A little girl is sitting beside her mother in church, in Washington, DC, her home town. The preacher is telling the story of how Moses asks to see God face to face. The little girl is five years old. When she was three she saw her infant brother dead in his cradle, his skin all blue. She cannot figure it out. She leans forward on the pew listening. She leans forward and somehow she is on a mountain, and Moses is there talking to a God he cannot see. She is amazed. She watches and listens for a moment, and then she is back on the pew beside her mother, wondering if everyone in the church is amazed. To Sinai and back, just like that.

She writes a chapbook of poetry when she goes to college at Howard University, and she entitles it, Sojourner. In her mind she is sojourning in the wilderness with the Hebrews as she transfers and advances from college to university: Eastern Baptist, Villanova, the University of Pennsylvania.
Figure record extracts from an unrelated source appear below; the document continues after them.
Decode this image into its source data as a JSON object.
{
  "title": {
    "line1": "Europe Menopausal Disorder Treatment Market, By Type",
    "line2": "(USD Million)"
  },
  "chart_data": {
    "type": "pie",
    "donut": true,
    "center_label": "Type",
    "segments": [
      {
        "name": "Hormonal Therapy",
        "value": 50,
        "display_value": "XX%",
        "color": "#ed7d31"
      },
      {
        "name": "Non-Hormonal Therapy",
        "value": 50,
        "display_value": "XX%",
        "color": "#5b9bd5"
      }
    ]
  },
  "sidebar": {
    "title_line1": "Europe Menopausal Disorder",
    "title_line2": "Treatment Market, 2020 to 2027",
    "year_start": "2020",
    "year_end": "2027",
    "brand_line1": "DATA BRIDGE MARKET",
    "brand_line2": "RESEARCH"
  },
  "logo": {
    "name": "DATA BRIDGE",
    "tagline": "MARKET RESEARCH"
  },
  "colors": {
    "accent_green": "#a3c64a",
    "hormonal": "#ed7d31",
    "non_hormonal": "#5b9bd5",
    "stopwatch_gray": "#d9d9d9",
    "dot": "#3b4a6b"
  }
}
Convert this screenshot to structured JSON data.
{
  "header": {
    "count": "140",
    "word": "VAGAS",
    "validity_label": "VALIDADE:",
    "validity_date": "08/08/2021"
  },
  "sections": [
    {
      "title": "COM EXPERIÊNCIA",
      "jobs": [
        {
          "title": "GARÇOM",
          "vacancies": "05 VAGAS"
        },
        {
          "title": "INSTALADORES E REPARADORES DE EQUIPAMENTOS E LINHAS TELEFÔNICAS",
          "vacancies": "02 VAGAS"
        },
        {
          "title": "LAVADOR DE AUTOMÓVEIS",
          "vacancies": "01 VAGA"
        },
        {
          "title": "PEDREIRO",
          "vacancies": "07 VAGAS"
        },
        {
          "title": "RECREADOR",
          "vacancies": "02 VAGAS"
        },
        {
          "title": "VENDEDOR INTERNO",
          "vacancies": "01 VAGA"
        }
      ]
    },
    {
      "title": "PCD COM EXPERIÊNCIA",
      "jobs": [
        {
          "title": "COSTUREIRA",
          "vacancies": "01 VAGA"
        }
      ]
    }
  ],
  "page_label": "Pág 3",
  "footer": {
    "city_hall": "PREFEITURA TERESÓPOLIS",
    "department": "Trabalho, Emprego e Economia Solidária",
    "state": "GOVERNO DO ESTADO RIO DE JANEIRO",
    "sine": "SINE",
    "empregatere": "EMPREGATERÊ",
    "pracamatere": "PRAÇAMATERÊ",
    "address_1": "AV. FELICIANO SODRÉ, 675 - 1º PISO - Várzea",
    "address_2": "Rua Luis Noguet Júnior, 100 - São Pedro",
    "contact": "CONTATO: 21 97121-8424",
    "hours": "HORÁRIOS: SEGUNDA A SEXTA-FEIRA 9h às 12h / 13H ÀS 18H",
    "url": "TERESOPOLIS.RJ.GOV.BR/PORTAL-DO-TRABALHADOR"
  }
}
She loves literature, she loves poetry, she loves epic, she loves languages: Phillis Wheatley, John Milton, Paradise Lost, Homer, Dante, Genesis, Thomas Mann. Carlos Fuentes, Terra Nostra. Call and response. Greek, Latin, Hebrew, French, Spanish, English. She sits at a window in New Mexico, overlooking a desert, reading Thomas Mann’s Joseph and His Brothers. These works, authors, disciplines constitute the call, her response is Asenath and Our Song of Songs. The fictionalized autobiography of an African and American woman linking herself to Judaism. The story of Egyptian Asenath who marries Joseph.

Once in South Hadley, Massachusetts she finds herself in a group discussion in a Congregational Church. One man says, “My mother is Jewish, my father is Christian—and I’m here because I’ve decided to be Christian.” She says, “If I had a choice, I would be Jewish.” And then she says to herself, “Then what am I doing here?” The next day she goes to Rabbi Carolyn Braun and begins her formal journey into Judaism. And Julius Lester also comes to her and speaks to her of the journey to Judaism, voice to ear, and through his book, Lovesong.